Using the roots obtained in the previous step, we will analyze the three cases of damping ratio, \(\zeta\). Case 1: \(\zeta<1\) (underdamped): In this case, \(\zeta^2 - 1 < 0\), so the roots are complex conjugates: \(r = -\zeta \omega \pm j\omega \sqrt{1-\zeta^2}\). The general solution is: \[ \varphi(t) = e^{-\zeta \omega t}(C_1 \cos{\omega_d t} + C_2 \sin{\omega_d t}) \] where \(\omega_d = \omega \sqrt{1-\zeta^2}\) and \(C_1\) and \(C_2\) are constants determined by the initial conditions. All solutions are decaying oscillations as the exponential term decays over time. Case 2: \(\zeta=1\) (critically damped): In this case, \(\zeta^2 - 1 = 0\), so we have repeated real roots: \(r = -\omega\). The general solution is: \[ \varphi(t) = (C_1 + C_2 t)e^{-\omega t} \] All solutions with \(\varphi(0) \neq 0\) are such that \(\varphi(t)=0\) for at most one \(t>0\). Case 3: \(\zeta>1\) (overdamped): In this case, \(\zeta^2 - 1 > 0\), so the roots are real and distinct: \(r_1 = -\zeta \omega - \omega \sqrt{\zeta^2 - 1}\) and \(r_2 = -\zeta \omega + \omega \sqrt{\zeta^2 - 1}\). The general solution is: \[ \varphi(t) = C_1 e^{r_1 t} + C_2 e^{r_2 t} \] Similar to the critically damped case, all solutions with \(\varphi(0) \neq 0\) are such that \(\varphi(t) = 0\) for at most one \(t>0\). If \(\zeta \geq 1\) and \(\dot{\varphi}(0) = 0\), every solution approaches zero monotonically, as both exponential terms decay over time without oscillations.

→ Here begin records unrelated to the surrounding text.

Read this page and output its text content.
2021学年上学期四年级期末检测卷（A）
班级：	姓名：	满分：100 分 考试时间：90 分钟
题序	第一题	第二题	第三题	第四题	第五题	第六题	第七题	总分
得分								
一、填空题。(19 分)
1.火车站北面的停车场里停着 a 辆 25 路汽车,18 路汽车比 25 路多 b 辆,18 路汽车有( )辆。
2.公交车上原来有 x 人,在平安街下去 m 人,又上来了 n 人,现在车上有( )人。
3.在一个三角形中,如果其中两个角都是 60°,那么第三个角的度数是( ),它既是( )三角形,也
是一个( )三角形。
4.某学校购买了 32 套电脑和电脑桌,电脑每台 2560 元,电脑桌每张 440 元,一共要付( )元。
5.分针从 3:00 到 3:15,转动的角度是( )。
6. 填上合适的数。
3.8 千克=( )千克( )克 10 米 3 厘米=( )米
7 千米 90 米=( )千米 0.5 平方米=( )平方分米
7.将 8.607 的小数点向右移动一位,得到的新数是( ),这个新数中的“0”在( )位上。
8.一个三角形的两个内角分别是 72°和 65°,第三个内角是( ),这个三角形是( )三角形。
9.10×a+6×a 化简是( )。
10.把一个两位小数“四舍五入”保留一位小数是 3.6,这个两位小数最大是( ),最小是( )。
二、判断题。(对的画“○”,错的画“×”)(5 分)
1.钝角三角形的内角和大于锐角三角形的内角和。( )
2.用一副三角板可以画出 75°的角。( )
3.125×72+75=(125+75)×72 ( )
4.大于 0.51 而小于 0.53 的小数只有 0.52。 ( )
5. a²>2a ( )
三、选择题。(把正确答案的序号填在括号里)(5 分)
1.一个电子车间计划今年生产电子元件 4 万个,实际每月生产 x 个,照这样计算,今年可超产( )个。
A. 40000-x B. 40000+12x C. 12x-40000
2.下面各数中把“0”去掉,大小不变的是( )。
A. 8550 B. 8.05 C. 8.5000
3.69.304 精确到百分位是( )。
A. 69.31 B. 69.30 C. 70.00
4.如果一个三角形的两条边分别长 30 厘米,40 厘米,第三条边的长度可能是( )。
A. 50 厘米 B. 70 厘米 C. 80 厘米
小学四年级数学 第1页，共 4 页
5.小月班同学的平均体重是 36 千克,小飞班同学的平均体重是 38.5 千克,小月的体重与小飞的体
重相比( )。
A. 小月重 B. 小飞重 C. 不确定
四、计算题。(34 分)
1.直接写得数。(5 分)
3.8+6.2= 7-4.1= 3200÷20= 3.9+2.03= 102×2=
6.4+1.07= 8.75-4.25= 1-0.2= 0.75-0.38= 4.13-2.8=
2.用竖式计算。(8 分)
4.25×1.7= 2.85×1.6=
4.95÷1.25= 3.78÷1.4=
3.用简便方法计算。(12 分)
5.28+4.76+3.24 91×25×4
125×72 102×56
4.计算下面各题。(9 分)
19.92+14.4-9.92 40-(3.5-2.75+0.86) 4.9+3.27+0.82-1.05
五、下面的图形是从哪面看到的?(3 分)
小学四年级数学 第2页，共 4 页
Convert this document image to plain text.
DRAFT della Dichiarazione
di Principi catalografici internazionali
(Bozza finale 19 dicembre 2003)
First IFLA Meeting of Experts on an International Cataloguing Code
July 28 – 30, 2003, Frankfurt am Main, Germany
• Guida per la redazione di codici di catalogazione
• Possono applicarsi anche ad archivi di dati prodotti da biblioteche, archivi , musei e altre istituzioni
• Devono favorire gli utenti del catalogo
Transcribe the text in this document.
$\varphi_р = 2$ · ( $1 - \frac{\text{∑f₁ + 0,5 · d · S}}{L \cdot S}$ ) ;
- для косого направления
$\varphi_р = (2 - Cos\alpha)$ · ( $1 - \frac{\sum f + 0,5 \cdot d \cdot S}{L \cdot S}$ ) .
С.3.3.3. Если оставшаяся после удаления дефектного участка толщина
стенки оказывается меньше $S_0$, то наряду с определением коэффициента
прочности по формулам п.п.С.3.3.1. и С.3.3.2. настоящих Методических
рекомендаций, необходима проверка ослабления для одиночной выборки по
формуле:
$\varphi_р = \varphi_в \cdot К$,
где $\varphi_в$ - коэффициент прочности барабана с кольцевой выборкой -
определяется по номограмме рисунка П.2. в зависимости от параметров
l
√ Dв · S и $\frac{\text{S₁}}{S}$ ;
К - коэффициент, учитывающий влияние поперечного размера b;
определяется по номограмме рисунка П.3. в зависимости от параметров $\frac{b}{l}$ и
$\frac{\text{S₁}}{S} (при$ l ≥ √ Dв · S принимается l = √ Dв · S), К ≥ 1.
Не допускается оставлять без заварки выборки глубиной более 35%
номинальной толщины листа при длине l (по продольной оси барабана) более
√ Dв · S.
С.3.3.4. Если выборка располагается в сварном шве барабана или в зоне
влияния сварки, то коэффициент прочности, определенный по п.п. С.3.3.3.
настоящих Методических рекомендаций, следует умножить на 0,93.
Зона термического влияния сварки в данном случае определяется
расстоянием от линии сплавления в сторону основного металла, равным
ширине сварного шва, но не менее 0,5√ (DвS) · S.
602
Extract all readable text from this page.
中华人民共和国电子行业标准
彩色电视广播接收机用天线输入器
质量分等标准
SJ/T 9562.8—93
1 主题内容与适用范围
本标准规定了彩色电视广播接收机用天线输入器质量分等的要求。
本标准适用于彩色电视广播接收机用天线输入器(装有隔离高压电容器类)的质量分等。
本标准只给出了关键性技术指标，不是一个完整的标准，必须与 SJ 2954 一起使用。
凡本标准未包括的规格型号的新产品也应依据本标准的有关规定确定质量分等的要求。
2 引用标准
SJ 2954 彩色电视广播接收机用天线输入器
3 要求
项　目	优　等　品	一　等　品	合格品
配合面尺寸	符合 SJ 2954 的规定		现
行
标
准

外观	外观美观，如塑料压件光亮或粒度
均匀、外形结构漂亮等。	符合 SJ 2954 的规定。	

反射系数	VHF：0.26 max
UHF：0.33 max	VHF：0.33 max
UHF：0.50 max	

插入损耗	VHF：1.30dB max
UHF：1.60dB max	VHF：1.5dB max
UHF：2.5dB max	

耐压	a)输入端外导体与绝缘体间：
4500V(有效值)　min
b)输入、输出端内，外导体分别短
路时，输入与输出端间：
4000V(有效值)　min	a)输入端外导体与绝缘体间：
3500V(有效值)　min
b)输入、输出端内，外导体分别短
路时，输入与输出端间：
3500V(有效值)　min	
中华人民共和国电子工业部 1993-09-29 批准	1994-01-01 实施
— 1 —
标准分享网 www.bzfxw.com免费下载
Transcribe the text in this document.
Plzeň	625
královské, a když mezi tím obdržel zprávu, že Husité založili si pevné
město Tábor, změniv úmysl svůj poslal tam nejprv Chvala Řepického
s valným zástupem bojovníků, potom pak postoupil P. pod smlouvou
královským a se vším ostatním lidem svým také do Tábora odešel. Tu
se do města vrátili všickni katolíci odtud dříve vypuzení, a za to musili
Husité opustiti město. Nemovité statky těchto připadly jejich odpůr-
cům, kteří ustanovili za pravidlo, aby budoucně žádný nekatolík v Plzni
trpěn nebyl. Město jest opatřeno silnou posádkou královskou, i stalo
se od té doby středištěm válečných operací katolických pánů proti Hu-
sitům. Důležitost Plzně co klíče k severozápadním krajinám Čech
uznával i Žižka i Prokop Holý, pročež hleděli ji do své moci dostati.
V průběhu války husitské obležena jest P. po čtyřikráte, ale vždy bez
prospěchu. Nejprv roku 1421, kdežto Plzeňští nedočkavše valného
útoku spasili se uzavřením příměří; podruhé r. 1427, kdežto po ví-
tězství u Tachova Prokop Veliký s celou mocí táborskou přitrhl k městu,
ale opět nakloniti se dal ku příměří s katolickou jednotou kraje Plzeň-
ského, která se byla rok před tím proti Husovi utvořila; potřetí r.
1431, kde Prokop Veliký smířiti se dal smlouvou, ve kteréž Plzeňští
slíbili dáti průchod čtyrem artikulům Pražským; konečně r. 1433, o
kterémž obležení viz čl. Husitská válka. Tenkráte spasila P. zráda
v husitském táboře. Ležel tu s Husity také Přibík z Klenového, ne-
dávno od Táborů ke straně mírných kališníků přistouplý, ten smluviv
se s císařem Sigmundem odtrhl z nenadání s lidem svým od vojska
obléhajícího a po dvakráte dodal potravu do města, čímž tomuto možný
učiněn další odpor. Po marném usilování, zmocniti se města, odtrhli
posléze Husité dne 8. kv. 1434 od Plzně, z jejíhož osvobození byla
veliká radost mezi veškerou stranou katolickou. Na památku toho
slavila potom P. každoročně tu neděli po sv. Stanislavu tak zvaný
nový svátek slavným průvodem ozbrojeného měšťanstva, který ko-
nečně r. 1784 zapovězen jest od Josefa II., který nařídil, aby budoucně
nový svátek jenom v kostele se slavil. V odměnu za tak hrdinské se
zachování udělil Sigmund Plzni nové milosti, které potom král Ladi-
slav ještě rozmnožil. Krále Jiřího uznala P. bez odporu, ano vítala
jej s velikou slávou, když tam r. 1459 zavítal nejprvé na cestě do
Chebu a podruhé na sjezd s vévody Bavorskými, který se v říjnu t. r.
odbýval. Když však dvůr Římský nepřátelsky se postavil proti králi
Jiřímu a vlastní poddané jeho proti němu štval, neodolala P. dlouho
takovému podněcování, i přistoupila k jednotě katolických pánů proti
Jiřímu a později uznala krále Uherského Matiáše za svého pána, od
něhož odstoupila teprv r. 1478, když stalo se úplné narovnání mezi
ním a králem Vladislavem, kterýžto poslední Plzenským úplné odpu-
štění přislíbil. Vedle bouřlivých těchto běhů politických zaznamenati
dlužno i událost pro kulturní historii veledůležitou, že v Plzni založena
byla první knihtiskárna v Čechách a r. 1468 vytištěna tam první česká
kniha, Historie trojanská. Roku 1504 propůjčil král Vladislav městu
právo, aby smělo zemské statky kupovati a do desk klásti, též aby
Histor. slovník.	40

For the underdamped case (\(\zeta < 1\)), the plot will show decaying oscillations, starting from a displaced position. The oscillations' amplitude will decay exponentially over time. For the critically damped case (\(\zeta = 1\)), the plot will show an initial displacement and a smooth, non-oscillatory decay to zero without overshooting. For the overdamped case (\(\zeta > 1\)), the plot will show an initial displacement and a smooth, non-oscillatory decay to zero without overshooting, but it will be slower compared to the critically damped case.